Intervention de Gilles Savary

Réunion du 19 octobre 2016 à 9h30
Commission du développement durable et de l'aménagement du territoire

Photo issue du site de l'Assemblée nationale ou de WikipediaGilles Savary, corapporteur :

Il est vrai que les rôles ont été quelque peu inversés entre les deux rapporteurs, puisque c'est M. Bertrand Pancher qui a dit tout le bien qu'il pensait de la réforme, sous réserve de certaines dispositions non encore appliquées, et que je préconise de la prolonger par des perspectives susceptibles de la consolider.

Je considère toutefois que la loi du 4 août 2014 constitue la réforme la plus importante depuis celle de 1936. Je le dis amicalement à notre collègue Jean-Marie Sermier : vos amis politiques ont conduit deux réformes, celle du 13 février 1997 et celle du 8 décembre 2009.
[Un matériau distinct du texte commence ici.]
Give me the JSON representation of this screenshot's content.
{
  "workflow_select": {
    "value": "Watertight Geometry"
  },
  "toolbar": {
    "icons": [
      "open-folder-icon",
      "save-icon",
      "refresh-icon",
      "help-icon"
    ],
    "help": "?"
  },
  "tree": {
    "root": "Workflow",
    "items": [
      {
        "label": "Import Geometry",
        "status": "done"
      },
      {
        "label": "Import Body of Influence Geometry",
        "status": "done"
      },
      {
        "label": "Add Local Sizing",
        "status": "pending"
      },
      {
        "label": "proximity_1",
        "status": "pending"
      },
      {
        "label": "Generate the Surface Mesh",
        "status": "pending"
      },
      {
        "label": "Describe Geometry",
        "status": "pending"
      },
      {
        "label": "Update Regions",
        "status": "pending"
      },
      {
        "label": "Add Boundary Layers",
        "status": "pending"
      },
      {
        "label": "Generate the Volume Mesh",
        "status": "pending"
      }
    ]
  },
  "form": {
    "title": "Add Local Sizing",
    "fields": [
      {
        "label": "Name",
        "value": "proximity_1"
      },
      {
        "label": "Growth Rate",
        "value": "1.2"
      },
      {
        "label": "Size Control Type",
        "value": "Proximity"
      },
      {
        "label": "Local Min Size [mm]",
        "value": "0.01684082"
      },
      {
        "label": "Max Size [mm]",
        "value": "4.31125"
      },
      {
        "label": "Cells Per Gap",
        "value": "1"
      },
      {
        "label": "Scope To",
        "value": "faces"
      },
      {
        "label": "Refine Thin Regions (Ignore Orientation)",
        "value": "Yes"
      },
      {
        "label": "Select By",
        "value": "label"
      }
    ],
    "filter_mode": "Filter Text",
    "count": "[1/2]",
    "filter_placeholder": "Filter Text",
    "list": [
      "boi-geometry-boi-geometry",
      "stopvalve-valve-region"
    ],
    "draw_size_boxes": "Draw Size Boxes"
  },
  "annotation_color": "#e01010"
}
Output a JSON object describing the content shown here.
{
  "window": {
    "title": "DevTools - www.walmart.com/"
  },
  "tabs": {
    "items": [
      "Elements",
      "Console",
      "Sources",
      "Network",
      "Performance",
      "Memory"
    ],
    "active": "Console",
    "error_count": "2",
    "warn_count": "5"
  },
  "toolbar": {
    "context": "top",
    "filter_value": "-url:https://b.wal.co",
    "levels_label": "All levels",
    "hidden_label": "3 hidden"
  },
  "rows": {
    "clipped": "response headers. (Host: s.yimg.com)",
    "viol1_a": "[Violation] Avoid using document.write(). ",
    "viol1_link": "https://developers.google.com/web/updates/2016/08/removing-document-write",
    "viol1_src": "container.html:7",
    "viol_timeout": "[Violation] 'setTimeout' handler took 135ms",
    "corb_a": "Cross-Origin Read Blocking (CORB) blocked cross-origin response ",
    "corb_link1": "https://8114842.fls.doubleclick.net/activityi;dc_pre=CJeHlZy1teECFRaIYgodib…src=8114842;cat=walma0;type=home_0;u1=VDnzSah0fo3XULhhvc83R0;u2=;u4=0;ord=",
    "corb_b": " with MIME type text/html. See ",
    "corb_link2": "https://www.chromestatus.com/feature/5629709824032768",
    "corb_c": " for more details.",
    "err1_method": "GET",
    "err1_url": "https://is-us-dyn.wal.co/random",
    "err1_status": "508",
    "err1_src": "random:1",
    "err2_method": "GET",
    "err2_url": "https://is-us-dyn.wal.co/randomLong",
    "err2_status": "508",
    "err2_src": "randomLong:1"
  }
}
En 1997, il s'agissait de créer « optiquement » RFF à seule fin d'être en règle avec l'Europe, pour immédiatement vider cette création de sa substance. C'est un exemple unique en Europe : vous avez créé la confusion en faisant en sorte que ce soit la SNCF qui décide de l'accès au réseau, tandis que le gestionnaire supposé du réseau était dépossédé de ses compétences opérationnelles et réduit à une structure de cantonnement de la dette. Aujourd'hui vous réclamez la séparation absolue, et vous avez raison de dire que les plus fraîchement convertis sont les plus radicaux…

Par la suite, M. Dominique Bussereau a lancé une nouvelle réforme fin 2009 pour préparer l'ouverture à la concurrence du marché du fret au 1er janvier 2010, soit trois semaines après la promulgation de la loi. Cela explique en grande partie le fait que les choses ont été bâclées. Et, qui plus est, non seulement la SNCF continuait de décider des conditions d'accès au réseau, mais vous n'avez pas touché à la dette, que vous avez continué à cantonner à RFF.

Par deux lois, donc, dont une très récente, vous avez entretenu la même confusion, et vous nous dites aujourd'hui que notre réforme à nous n'est pas compatible avec la réglementation européenne, faute de séparation suffisante entre les deux établissements !

Je vous réponds clairement afin de vous rassurer : l'Europe est totalement d'accord avec notre réforme, qui est pleinement conforme aux règles du quatrième « paquet ferroviaire » récemment adopté, et qui est — vous avez raison de le souligner — très tardivement inspirée du modèle allemand, car nous avons décidé de conserver l'intégrité industrielle de la SNCF plutôt que de tuer la SNCF en la cassant en deux complètement.

Tel a été notre choix, et je vous le dis en toute amitié : je pense aujourd'hui que la proposition de M. Dominique Bussereau constitue une forme d'expiation tardive... Il entend casser la réforme par principe, puisqu'il est de rigueur, dans notre pays, de casser ce que les prédécesseurs ont fait plutôt que de le compléter, de le consolider ou de l'améliorer. Il ne s'agit que de laisser sa marque politique ; si la droite revient aux affaires, elle cassera, le cas échéant, le travail que nous accomplissons aujourd'hui.

Mon état d'esprit, quant à moi, est plutôt transgressif par rapport à la majorité à laquelle j'appartiens ; j'affirme que les choses sont incomplètes, et qu'il convient de les faire progresser. Je préfère réformer la réforme plutôt que de la tuer.

Nous allons assister à une très grande bagarre industrielle internationale dans le domaine des chemins de fer. Et, au moment où les Chinois se sont consolidés et commencent à arriver en Europe, je ne suis pas sûr que, pour des raisons purement idéologiques, il faille affaiblir notre système industriel, et en particulier la SNCF. Ce groupe a certes des défauts, mais il faut lui donner encore plus de qualités afin qu'il puisse faire face à ce défi et mette à profit l'ensemble de ses compétences, pour l'intérêt supérieur du pays ; il y va de notre responsabilité.